The detachment with the Army of the North also seems to have seen some action. During a cavalry skirmish at Buchy on 4 December one of the brigade's men, an assistant surgeon by the name of Ryan, was taken prisoner by the Prussians. He demanded release as a non-combatant before escaping on a Prussian officer's horse. He claimed to have escaped an attempt to recapture him by four Prussian soldiers, shooting two before making his escape to Honfleur.

== Disbandment and legacy ==
Shortly after the destruction of the Army of the Loire the French authorities issued orders to the Franco-Irish Ambulance Brigade releasing them from their duties on 5 January 1871. Men of both divisions travelled to Châteaudun where they were reunited for the first time in ten weeks, others headed straight to Le Havre to board ships headed for Ireland and some remained in France to enlist in the French Army. British consuls in France assisted the men of the brigade in returning home and provided transportation at British government expense. Men of the brigade who remained in France were later captured by Prussian forces who viewed them with suspicion and imprisoned them as enemy combatants. The corps was officially discharged at a meeting of its Committee on 17 August 1871. In the course of the war the unit suffered only one death, a wagon driver named William Hopkins who died of smallpox in November.
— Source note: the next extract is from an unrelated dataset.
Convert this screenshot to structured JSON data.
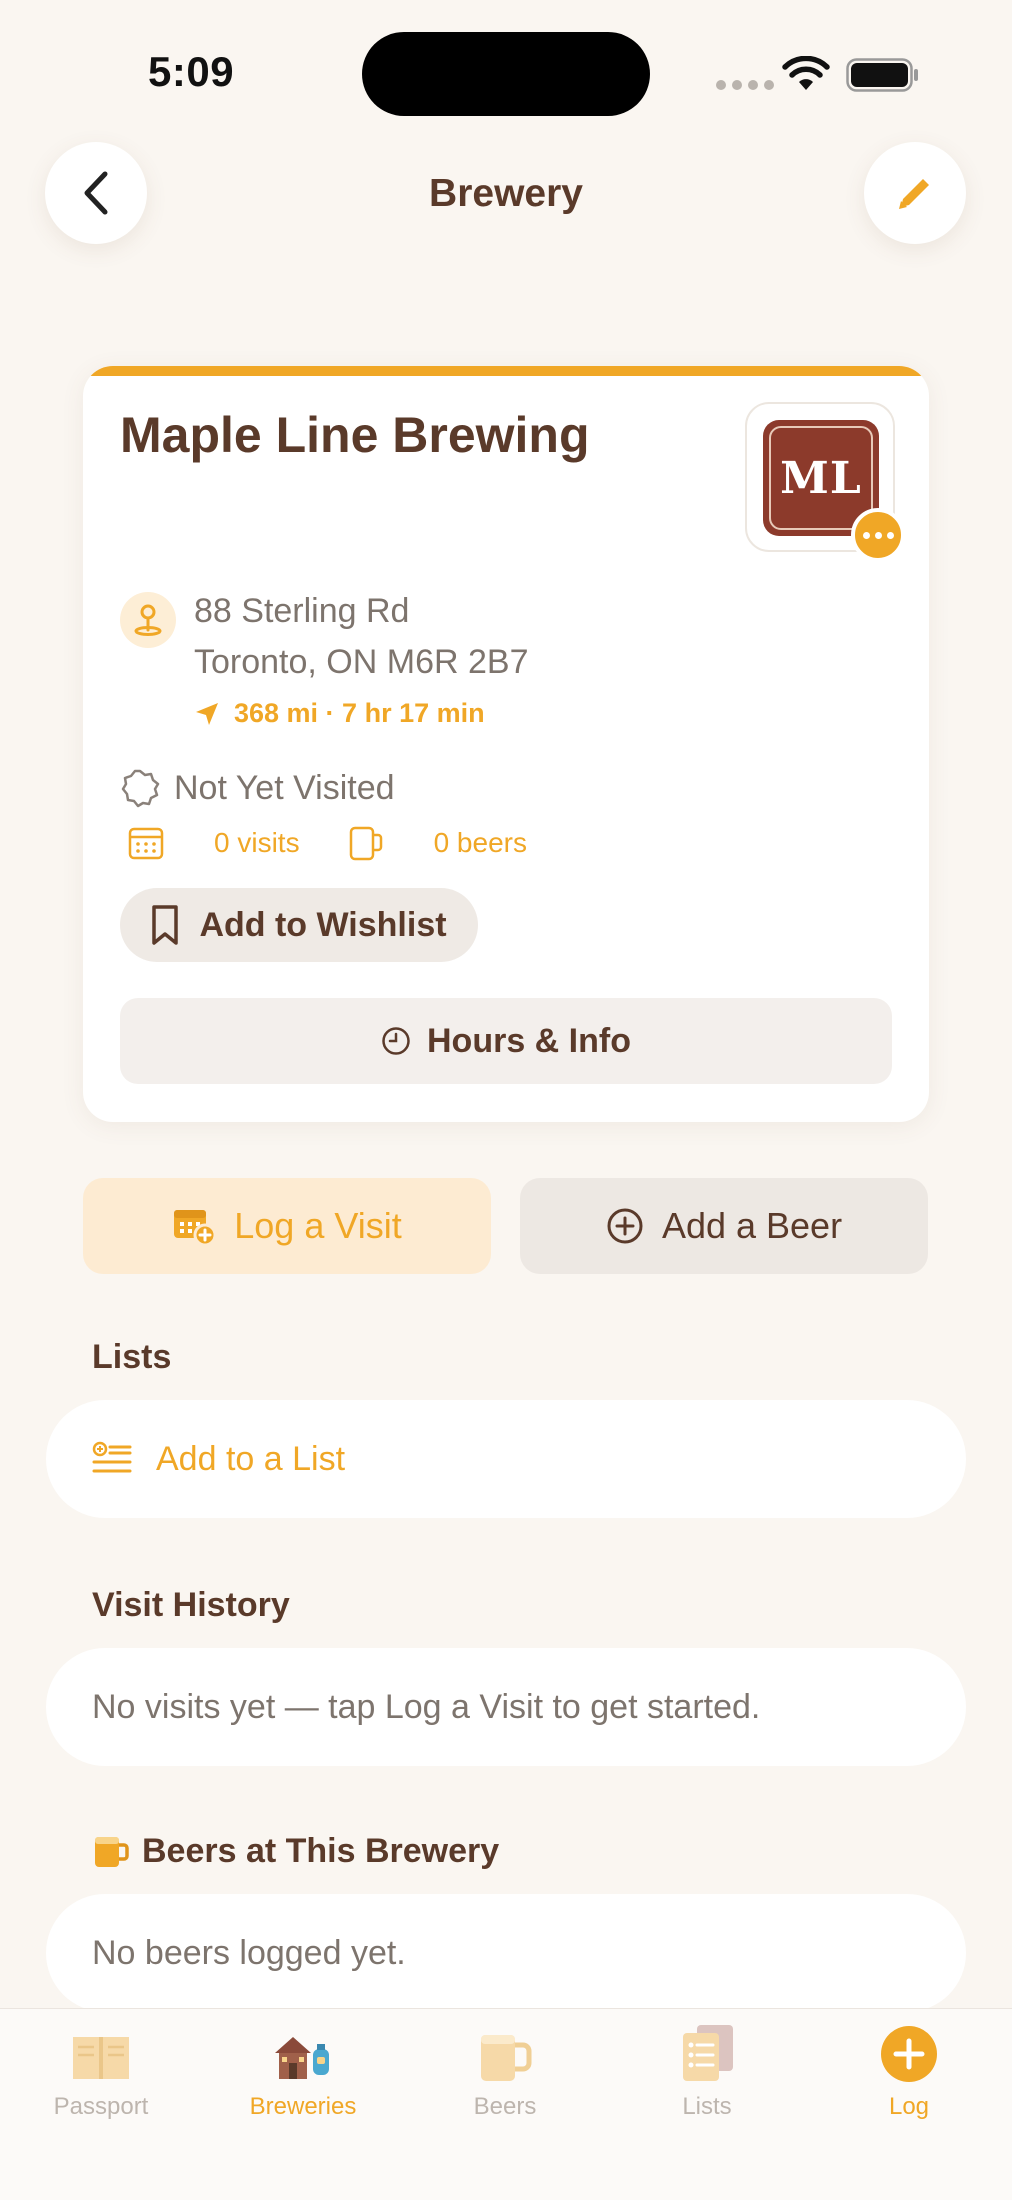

With 1870–71 being a cold winter the unit was spared the usual large-scale outbreaks of smallpox, typhoid and dysentery usually associated with campaigns in the field.

It has been alleged by some historians that the unit was partly raised as a means of bringing Irishmen to France to enlist in the army in contravention of the Foreign Enlistment Act. The British National Archives holds documents from the time that claim that only 40 of the brigade were taken into service as ambulance men and the remainder become soldiers or else returning home. A British police officer was sent to France to collect evidence relating to the breach of the 1870 act but no prosecutions were brought. The men of the brigade who served in La Compagnie Irlandaise fought well at Montbéliard and in the subsequent retreat to Besançon before the 28 January 1871 Armistice of Versailles brought hostilities to a close.

The unit is regarded as one of the first volunteer aid missions and is said to have set the template for future operations. The National Museum of Ireland holds memorabilia related to the brigade and its work.

In July 2019 James Fitzgerald Lombard received France’s highest honour, the Légion d’Honneur, for founding the corps.